26 June 2012

Hemingway & Gellhorn

Ernest Hemingway and Martha Gellhorn

I usually have mixed feelings about films that feature historical figures especially if they are people whom I admire. Like other moviegoers, I want to be entertained but am concerned about how far the filmmakers stray from the truth (Abraham Lincoln: Vampire Hunter? Not so worried if they got their facts straight.) I waited a long time to see Woody Allen's Midnight in Paris for example because of my interest in the Lost Generation. Fortunately Woody did not let me down (review here). But Philip Kaufman is another story.
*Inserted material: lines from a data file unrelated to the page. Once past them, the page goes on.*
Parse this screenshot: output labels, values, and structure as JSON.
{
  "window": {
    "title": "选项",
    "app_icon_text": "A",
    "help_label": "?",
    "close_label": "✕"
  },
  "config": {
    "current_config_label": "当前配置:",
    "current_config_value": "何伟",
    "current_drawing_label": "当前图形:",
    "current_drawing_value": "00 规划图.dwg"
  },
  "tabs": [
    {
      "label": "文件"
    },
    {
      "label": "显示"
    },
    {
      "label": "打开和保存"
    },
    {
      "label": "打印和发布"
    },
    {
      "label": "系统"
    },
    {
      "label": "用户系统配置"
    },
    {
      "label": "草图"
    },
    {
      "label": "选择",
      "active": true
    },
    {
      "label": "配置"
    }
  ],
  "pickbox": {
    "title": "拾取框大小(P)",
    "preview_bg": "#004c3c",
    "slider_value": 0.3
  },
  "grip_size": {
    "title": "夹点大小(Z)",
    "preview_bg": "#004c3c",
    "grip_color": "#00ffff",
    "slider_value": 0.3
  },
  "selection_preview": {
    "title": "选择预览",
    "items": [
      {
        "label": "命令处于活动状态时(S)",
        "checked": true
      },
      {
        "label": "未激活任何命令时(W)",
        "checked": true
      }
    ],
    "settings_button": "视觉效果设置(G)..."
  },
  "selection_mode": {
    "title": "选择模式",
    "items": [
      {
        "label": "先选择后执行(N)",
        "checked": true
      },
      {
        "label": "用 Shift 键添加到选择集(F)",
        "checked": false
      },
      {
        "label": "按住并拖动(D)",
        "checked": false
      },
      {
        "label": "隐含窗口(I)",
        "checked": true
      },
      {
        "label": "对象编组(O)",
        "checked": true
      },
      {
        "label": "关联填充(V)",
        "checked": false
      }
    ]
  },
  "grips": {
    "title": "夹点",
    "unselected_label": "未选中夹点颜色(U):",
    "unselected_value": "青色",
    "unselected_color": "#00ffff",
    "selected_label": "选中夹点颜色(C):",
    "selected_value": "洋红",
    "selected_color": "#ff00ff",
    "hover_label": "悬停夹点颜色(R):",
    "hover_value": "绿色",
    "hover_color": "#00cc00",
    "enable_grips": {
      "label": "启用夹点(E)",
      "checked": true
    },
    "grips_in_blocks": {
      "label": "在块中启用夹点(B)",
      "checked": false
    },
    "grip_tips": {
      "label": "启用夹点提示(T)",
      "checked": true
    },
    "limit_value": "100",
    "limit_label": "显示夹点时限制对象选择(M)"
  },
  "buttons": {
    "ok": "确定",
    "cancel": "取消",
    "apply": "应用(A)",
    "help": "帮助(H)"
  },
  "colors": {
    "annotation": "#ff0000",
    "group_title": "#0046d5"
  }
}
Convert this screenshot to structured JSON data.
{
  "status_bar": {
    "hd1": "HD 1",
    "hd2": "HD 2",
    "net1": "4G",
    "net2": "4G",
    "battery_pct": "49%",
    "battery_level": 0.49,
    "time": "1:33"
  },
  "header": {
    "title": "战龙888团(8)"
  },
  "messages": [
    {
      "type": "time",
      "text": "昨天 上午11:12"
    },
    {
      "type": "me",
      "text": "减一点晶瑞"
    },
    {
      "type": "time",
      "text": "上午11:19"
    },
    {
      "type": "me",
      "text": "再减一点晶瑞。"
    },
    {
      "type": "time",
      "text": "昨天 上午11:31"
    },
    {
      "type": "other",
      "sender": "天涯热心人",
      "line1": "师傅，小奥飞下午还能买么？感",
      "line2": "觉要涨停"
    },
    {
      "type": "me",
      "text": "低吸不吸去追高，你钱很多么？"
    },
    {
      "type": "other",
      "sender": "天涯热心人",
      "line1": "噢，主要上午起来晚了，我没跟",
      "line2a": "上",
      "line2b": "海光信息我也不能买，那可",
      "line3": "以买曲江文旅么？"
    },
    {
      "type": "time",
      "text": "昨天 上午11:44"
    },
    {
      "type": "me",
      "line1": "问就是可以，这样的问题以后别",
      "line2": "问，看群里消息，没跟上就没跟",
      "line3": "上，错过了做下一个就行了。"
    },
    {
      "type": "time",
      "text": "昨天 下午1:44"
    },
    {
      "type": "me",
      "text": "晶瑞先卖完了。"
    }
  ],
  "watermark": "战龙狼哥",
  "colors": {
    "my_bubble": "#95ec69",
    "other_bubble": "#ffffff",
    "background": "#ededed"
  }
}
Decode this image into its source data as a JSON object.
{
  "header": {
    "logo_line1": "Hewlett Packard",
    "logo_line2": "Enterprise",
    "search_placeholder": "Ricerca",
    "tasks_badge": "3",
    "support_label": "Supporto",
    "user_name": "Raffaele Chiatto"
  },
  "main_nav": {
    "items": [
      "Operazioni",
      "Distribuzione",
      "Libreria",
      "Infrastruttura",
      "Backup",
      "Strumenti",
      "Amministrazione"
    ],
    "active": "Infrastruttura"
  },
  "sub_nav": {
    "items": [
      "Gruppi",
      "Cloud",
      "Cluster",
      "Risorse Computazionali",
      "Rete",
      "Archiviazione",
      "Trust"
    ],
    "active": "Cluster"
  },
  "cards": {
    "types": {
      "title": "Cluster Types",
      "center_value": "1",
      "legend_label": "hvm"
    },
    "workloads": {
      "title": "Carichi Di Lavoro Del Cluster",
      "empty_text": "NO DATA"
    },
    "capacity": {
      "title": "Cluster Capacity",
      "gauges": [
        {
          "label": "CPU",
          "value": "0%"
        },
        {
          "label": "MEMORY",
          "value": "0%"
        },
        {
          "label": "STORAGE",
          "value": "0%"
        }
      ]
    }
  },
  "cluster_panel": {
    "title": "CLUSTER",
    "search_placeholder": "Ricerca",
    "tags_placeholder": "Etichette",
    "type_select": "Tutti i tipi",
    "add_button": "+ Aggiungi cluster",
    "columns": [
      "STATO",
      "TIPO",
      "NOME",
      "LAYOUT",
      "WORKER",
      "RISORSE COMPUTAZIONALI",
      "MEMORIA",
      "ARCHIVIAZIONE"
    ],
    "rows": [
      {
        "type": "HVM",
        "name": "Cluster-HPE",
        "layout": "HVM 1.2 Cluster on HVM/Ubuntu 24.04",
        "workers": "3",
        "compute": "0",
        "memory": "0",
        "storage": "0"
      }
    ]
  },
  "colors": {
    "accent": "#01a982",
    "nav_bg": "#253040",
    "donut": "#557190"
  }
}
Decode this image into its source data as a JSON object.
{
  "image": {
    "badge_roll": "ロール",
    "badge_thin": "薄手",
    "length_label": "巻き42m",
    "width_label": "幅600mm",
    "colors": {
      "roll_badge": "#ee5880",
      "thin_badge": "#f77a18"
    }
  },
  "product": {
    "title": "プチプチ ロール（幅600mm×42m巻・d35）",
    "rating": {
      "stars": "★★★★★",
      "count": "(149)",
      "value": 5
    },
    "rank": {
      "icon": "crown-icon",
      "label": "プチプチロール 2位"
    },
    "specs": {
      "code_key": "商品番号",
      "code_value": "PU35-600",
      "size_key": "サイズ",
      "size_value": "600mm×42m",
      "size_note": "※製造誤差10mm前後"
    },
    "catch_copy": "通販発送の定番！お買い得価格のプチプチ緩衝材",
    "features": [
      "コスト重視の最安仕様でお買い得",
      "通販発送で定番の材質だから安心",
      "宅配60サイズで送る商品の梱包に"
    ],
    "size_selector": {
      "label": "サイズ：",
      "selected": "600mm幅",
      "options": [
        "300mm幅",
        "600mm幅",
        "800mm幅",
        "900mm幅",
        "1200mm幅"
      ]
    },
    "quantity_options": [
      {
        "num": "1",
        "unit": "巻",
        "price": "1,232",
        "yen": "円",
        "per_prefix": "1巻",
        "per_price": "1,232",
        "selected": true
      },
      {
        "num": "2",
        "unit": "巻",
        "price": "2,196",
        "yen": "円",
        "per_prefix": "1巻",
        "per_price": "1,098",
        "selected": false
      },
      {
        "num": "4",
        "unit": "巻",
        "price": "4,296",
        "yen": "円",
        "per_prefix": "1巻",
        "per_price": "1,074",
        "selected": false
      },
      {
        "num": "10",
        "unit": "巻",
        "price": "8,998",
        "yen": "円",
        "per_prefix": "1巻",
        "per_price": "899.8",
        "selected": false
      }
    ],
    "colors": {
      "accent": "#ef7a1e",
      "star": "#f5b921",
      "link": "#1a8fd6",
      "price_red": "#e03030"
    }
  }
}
I just finished watching Kaufman's Hemingway & Gellhorn, which purports to tell the tale of the great romance between Ernest Hemingway and Martha Gellhorn whose attraction to each other couldn't overcome their professional rivalry. I was willing to overlook a certain amount of factual inaccuracies; this wasn't a documentary after all. I also realize that having spent years at school studying and writing about Hemingway I'm probably never going to be completely happy with any actor's portrayal of Papa. But Hemingway & Gellhorn was a major disappointment from the cringeworthy dialogue scattered throughout the film to the unbelievable coincidences (the two just happen to witness Robert Capa shoot his famous "Falling Soldier" photo) to some scenes toward the end that were just in poor taste (Kidman's face superimposed over the bodies of Holocaust victims) and unnecessary (did they have to show Hemingway's suicide?). Clive Owen and Nicole Kidman are both fine actors who I usually enjoy watching but not in this film. Owen seems to have incorporated every Hemingway stereotype out there and doesn't really seem to believe what he's saying (how could he with dialogue like that?) while Kidman works overtime to appear tough as nails with the result that she just looks like she's trying too hard. Both performances ring false. And don't get me started on how some of the supporting characters like John Dos Passos and Mary Welsh Hemingway were treated.

Want to know about Ernest Hemingway and Martha Gellhorn? Read their books. It's the best way to get to know these two fascinating people who regardless of their flaws deserve a better treatment than this one.